Castelo, a medida que iba ingiriendo alcohol, iba saliendo de su abatimiento sombrío y excitándose cada vez más.

Me levanté, tomé mi sombrero y, haciendo de tripas corazón, saludé lo más amablemente que pude a Paca Dávalos y a Castelo. Había dado un paso en falso.

Al salir del cuarto de lectura a la sala de billar, Castelo gritó de pronto:

—¡Oiga usted, oiga usted, señor cristino! Tengo entendido que en la tertulia del general Lersundi se ha hablado mal de mí. Usted debe de saber quién fue, porque usted iba a esa tertulia.

—Yo, no; yo no he oído hablar de usted.

—¿Usted no conoce a Macías?

—A un Macías le conocí en Méjico; pero desde entonces no le he vuelto a ver.

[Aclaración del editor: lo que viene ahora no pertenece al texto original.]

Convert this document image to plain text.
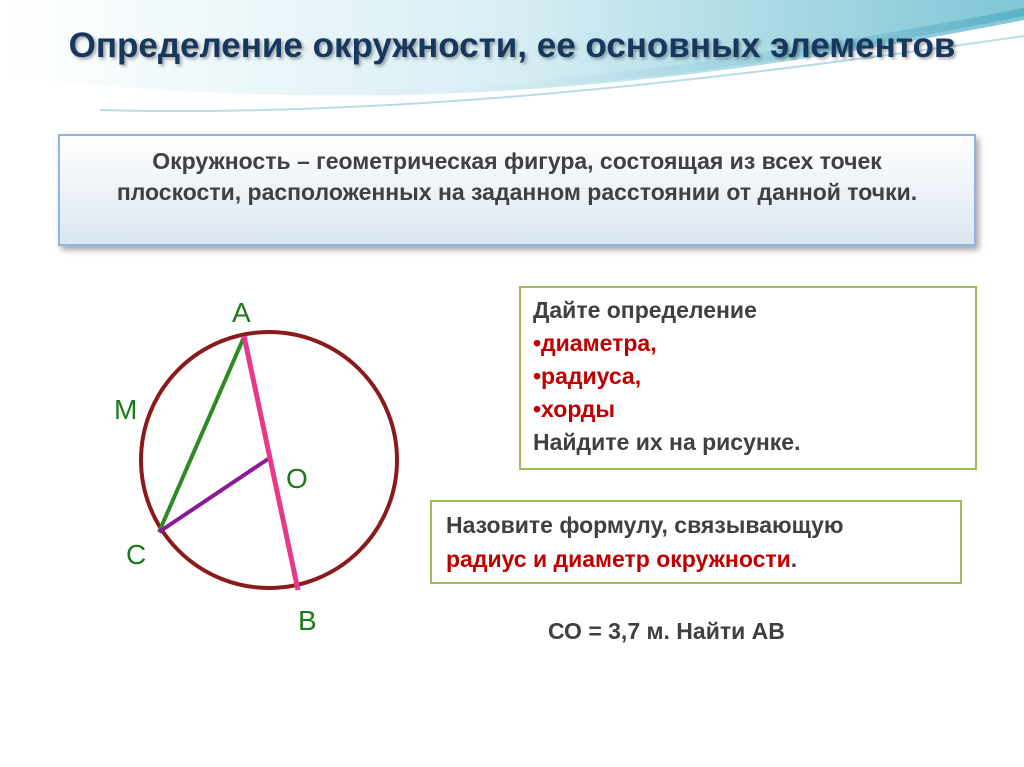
Определение окружности, ее основных элементов
Окружность – геометрическая фигура, состоящая из всех точек плоскости, расположенных на заданном расстоянии от данной точки.
A
M
O
C
B
Дайте определение
•диаметра,
•радиуса,
•хорды
Найдите их на рисунке.
Назовите формулу, связывающую
радиус и диаметр окружности.
СО = 3,7 м. Найти АВ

—Y a Luna, al inspector de Policía Luna, ¿le conoce usted?

—A ese le conocí porque fue el que me prendió hace veinte años y me llevó a la Cárcel de Corte; pero luego no he tenido noticias de él, ni sé si vive.

—Pues sí vive, y yo le he de encontrar para ajustar unas cuentas antiguas. ¿Y a Chico, no le conoce usted tampoco?

—No, no le conozco. Cuando él comenzó a intervenir en la política yo me había retirado.

—¡Si este buen señor debe de ser más viejo que Matusalén! —dijo la Dávalos.

—Pues yo me he de vengar —exclamó Castelo—; tengo que averiguar quién le dio malos informes de mí a Lersundi y después a Ordóñez. Algún amigo de Chico ha sido. Bueno; a Chico yo le tengo que ahorcar con estas manos, sí, con estas manos, y a Luna, si lo encuentro, lo moleré a garrotazos.

—Bueno, Mauricio, cálmate —dijo Paca.

—No me quiero calmar. Sí, a Chico se le harán pagar sus crímenes, y será pronto…, muy pronto…, quizá antes de veinticuatro horas.

A esto añadió Castelo gritos y blasfemias, accionando con violencia y dando puñetazos en la mesa.

—Bueno. ¡Adiós! —dije yo.

—¡Adiós!

—Celebraré que no le rompan a usted un hueso —exclamó Paca Dávalos, con su risa dolorosa, de enferma.

Castelo se echó a reír como un insensato, y debió de tener algún propósito agresivo contra mí, porque intentó levantarse y seguirme; pero el asistente le detuvo. Yo bajé corriendo las escaleras, y salí a la calle.